Lebensraum: Es gibt einige klimatische Konstellationen und organisatorische Dimensionen, die für die Zucht von Projektpferden vorteilhaft sind. Unausgewogene und schlecht diversifizierte Teams, in denen es viele inspirierende Visionäre gibt, die leicht Ideen generieren, jedoch genauso leicht von neuen glänzenden Dingen abgelenkt werden können, bieten die perfekten Voraussetzungen für eine rasante Entstehung von ganzen Herden von Projektpferden. Ein Mangel an Abstimmung zwischen der Vision und den taktischen und strategischen Roadmaps lässt viel Raum und Rechtfertigung für den Beginn eines weiteren kleinen Projekts, das sich in ein Projektpferd verwandeln kann, sobald die Aufmerksamkeit auf ein anderes Thema gelenkt wird – manchmal mehr und manchmal weniger im Einklang mit der Vision der Organisation oder dem großen Bild.
Konzeption: Wie hinter jedem erfolgreichen Mann eine starke Frau steht, und hinter jeder erfolgreichen Frau mindestens fünf starke Männer stehen, die versuchen sie zurückzuhalten, gibt es hinter jedem Projektpferd einen großen organisatorischen Denker, der die Idee einpflanzt. In diesem Moment ist es noch unmöglich zu sagen, ob die Idee sich in ein erfolgreiches Projekt oder in ein Projektpferd verwandeln wird.
Wissenswertes: Einige Projektpferde werden initiiert, um nie fertiggestellt zu werden und sollten besser als Versuchskaninchen kategorisiert werden. Und nur zu einem bestimmten Zeitpunkt und nur im Falle einer unglücklichen Projektentwicklung kann nur ein geschultes Auge den Unterschied zwischen ihnen erkennen. Leider sind die Versuchskaninchen sowie ihre Schöpfer einer ungerechtfertigten Kritik ausgeliefert.
Pränatale Entwicklung: Es gibt eine Vielzahl von Möglichkeiten in der pränatalen Phase, die das Projekt auf den deterministischen Pfad eines Projektpferdes bringen können. Manchmal handelt es sich um versteckte oder übersehene Fehler, manchmal um eine falsche Grundannahme, manchmal aber um mangelnde Sorgfalt und Tools, das Team und die Stakeholder über die wahre Entwicklung auf dem Laufenden zu halten. Dies führtmeistens dazu, dass Meilensteine nicht ernst genommen werden und das Projekt sich zu einem Projektpferd entwickelt.
Überlebensrate der Jungtiere: Aufgrund der Allgegenwart des Effektes der versenkten Kosten ist die Überlebensrate von Projektpferden sehr hoch.
Ernährung: In seiner Kindheit ernährt sich das Projektpferd von menschlichen Schwächen und sogar einigen der sieben Todsünden: Stolz, Gier, Neid, aber vor allem Faulheit.

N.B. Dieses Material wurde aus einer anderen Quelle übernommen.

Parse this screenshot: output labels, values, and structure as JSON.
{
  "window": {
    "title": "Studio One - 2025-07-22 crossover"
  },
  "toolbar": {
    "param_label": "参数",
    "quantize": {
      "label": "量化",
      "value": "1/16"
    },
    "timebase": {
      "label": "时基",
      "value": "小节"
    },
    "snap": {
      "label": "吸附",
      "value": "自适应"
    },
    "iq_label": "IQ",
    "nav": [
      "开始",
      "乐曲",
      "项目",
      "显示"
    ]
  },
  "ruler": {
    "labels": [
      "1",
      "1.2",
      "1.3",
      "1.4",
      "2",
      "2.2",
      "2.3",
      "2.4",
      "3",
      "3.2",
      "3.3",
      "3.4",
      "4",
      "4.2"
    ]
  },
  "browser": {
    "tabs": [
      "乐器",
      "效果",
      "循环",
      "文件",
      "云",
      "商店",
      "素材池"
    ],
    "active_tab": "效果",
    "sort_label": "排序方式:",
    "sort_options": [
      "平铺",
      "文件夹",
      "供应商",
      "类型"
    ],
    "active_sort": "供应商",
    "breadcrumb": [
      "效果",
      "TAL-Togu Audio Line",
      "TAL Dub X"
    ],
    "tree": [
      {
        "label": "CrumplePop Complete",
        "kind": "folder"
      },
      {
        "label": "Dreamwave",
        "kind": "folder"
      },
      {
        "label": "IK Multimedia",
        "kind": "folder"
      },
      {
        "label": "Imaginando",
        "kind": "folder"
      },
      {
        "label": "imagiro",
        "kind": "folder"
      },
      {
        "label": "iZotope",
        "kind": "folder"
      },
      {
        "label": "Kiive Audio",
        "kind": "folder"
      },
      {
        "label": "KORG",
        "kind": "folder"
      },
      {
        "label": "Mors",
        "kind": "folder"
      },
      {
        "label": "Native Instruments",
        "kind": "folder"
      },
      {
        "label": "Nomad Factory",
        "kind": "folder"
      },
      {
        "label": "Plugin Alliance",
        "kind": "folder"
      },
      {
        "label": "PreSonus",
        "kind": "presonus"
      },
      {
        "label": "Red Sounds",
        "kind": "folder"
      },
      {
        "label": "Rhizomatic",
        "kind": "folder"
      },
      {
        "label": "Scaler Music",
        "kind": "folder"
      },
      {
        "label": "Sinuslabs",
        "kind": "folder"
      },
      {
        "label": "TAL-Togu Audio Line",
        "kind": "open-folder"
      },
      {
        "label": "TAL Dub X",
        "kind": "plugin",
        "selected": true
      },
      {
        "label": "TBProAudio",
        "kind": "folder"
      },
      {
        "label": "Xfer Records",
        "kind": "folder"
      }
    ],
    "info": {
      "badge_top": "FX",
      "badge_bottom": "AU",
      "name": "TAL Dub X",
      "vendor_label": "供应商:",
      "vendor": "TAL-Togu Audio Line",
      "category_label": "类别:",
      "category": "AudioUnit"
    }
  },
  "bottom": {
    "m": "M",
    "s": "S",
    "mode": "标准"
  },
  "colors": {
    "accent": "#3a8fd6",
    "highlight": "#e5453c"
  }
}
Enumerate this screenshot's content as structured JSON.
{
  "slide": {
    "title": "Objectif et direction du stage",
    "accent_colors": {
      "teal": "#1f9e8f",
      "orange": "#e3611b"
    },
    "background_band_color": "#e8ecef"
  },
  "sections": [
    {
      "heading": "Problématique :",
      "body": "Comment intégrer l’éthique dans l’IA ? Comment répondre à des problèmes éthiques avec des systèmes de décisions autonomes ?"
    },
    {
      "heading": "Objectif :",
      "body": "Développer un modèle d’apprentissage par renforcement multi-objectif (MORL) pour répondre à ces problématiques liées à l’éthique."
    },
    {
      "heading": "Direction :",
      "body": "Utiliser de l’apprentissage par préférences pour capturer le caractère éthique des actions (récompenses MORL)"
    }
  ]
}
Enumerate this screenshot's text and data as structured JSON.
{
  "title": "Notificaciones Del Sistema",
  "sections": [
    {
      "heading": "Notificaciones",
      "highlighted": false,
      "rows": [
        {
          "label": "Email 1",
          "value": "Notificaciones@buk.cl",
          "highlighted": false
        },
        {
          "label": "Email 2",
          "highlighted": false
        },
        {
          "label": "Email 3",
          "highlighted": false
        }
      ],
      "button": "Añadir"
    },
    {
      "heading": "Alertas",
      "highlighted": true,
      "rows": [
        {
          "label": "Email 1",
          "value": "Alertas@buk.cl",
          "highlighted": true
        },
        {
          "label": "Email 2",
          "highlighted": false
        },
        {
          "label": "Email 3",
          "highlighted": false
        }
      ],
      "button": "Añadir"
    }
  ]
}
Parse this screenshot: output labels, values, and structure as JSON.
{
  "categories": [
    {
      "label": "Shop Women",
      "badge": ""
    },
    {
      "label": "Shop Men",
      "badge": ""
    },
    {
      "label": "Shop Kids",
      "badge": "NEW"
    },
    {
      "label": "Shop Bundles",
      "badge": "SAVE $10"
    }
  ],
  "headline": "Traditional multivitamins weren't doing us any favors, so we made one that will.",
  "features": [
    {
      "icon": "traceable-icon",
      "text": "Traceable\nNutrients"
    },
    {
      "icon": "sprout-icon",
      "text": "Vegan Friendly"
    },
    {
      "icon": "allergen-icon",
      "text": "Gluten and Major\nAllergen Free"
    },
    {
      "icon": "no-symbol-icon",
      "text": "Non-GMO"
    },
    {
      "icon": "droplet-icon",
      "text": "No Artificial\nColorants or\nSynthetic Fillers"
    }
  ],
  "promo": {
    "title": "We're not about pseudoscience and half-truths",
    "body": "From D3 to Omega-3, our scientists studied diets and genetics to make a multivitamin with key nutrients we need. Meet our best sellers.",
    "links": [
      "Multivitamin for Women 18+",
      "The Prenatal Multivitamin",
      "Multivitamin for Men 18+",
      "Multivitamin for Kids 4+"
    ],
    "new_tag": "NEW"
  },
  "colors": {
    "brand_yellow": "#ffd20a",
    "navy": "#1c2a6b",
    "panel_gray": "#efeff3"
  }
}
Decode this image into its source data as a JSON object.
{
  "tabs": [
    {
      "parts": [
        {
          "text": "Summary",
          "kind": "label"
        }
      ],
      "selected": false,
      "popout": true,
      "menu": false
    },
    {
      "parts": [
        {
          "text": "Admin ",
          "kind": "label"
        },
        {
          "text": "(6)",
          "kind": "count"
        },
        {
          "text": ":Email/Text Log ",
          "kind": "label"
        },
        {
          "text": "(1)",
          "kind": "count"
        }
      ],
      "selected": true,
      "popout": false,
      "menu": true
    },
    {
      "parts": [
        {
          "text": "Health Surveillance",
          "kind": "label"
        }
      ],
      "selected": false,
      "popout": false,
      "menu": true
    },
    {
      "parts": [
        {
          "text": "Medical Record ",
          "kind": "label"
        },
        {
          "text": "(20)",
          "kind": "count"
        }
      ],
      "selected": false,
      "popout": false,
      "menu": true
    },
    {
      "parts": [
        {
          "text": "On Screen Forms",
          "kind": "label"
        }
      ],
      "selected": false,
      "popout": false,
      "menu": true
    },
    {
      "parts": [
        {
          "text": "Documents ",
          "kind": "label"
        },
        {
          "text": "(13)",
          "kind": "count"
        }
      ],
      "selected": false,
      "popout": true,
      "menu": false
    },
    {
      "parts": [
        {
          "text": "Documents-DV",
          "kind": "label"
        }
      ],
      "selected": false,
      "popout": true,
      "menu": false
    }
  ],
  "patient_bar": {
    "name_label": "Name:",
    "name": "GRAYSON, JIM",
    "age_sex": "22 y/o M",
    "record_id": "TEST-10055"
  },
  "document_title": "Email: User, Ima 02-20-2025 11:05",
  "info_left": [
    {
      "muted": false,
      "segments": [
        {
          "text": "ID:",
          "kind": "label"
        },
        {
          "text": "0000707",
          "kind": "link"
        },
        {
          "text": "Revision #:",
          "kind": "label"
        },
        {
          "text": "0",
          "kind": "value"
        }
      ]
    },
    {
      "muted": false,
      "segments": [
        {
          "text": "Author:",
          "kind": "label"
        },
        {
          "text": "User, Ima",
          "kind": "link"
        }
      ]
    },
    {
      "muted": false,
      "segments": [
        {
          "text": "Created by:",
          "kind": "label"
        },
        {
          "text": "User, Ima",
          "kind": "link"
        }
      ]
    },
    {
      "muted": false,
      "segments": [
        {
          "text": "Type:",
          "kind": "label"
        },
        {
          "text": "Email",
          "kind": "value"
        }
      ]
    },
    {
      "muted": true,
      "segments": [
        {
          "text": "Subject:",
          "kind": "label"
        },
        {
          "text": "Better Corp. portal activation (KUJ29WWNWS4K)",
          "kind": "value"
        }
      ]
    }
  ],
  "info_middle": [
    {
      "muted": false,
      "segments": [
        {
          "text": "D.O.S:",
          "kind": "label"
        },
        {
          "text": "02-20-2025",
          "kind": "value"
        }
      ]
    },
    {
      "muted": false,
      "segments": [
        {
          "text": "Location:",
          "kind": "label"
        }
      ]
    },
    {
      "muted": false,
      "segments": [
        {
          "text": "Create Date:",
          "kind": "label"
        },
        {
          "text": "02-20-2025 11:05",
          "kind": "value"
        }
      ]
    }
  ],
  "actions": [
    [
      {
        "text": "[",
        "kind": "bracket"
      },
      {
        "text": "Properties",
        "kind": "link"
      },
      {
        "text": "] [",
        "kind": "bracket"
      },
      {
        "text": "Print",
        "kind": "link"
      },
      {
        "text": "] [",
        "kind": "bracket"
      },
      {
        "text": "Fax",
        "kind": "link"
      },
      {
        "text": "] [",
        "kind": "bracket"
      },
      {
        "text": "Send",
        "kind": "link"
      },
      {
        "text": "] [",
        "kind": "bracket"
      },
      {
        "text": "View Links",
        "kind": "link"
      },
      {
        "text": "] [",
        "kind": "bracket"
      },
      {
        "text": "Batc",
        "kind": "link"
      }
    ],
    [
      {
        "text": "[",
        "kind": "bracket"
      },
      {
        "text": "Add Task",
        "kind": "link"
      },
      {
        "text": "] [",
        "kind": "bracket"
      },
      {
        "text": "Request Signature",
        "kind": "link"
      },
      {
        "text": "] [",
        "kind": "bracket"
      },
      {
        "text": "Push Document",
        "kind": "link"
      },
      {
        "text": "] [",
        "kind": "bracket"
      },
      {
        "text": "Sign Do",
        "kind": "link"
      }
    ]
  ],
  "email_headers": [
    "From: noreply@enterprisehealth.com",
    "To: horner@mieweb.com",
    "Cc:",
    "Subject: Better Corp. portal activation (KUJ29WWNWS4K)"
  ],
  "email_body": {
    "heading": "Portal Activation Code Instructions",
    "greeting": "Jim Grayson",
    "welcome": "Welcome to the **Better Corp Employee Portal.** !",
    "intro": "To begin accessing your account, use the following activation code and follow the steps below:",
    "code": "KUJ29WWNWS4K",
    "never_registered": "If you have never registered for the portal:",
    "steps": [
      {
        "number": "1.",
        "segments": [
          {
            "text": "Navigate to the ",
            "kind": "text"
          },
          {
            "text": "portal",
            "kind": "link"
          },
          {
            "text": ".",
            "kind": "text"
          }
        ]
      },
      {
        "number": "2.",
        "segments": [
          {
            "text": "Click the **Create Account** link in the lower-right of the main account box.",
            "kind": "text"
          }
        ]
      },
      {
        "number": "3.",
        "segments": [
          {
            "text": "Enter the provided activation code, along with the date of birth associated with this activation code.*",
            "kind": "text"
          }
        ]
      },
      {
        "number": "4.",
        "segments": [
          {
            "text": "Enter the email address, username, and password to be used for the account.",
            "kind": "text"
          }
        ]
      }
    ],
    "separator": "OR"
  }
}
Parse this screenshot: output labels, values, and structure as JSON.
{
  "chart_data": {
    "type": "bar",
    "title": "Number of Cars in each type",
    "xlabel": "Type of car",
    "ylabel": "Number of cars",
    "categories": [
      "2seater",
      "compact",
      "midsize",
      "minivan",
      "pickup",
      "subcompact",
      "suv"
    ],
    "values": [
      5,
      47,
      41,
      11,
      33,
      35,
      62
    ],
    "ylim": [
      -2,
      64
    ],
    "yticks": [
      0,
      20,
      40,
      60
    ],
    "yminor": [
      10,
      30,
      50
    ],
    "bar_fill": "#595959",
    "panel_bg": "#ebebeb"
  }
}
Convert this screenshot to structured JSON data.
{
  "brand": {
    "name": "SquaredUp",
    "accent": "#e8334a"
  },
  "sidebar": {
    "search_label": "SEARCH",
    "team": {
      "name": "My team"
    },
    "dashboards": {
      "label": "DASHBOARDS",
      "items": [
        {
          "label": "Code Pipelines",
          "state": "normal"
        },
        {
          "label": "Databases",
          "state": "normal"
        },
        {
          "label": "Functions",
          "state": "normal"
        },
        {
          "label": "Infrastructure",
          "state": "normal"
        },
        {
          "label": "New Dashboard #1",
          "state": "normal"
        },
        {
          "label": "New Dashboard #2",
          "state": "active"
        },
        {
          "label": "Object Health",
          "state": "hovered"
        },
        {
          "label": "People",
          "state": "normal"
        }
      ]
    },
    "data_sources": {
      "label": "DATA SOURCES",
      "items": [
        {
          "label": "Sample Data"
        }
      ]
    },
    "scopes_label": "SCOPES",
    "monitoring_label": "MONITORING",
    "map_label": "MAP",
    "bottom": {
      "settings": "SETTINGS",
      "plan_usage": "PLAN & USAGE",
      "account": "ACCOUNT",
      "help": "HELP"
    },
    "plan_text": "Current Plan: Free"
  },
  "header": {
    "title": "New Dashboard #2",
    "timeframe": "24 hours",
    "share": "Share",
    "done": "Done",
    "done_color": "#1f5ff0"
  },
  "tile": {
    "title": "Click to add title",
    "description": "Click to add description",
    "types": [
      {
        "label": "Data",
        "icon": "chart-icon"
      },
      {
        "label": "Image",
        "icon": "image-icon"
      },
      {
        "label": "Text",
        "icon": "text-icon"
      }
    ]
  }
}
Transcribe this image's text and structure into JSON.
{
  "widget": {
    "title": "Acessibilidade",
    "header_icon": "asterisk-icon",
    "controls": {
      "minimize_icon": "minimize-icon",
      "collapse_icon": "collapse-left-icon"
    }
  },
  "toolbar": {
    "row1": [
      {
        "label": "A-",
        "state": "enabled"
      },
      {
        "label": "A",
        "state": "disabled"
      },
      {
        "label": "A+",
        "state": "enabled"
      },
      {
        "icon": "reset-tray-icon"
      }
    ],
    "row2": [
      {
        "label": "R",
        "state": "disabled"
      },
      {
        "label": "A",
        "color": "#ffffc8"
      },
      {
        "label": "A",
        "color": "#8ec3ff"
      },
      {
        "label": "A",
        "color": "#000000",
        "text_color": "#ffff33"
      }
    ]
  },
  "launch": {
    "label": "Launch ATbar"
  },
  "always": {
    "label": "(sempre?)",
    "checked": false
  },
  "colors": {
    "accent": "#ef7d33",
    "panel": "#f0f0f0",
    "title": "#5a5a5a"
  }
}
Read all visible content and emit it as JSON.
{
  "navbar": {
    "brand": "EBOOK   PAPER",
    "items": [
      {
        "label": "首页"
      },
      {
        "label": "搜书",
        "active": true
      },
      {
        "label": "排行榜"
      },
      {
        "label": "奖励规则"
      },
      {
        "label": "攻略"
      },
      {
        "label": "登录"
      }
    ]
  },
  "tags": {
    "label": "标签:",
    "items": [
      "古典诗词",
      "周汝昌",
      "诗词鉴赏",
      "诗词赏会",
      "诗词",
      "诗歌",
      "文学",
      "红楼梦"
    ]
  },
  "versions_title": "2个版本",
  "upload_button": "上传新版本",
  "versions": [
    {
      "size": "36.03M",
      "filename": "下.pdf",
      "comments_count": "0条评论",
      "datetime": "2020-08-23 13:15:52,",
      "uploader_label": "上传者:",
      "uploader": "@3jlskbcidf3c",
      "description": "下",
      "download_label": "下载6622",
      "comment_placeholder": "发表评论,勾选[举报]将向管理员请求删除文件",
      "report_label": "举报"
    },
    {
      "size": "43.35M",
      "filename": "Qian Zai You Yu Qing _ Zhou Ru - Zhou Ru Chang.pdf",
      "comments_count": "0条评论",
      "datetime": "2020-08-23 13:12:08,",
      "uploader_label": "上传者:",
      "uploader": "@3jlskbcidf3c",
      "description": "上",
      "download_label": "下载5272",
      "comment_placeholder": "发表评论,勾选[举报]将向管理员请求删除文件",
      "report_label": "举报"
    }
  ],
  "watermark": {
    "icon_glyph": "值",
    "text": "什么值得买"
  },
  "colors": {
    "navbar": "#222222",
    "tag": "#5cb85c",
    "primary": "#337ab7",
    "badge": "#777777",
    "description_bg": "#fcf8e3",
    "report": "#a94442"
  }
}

Zukünftige Entwicklung: Es gibt mehrere Möglichkeiten, wie sich ein Projektpferd entwickeln kann. Einige betreten wie Phönixe den Kreis des Samsara und werden jedes Mal wiedergeboren, wenn ein neuer Projektmanager an Bord kommt ("diesmal werden wir es richtig machen!"). Einige hüpfen weiterhin auf eine unbeholfene, aber liebenswerte Weise herum und werden zum Firmenliebling ("ja, es ist ein Bastard, aber es ist unser Bastard!"). Einige verwandeln sich in den nächsten Angehörigen – ein Totes Pferd. Und einige, wie oben erwähnt, lauern in den dunklen Treppenhäusern von Organisationsgebäuden, indem sie zu einem Teil der Unternehmensfolklore werden, und dienen als eine düstere und feierliche Erinnerung – memento equum! – an angehende Projektmanager.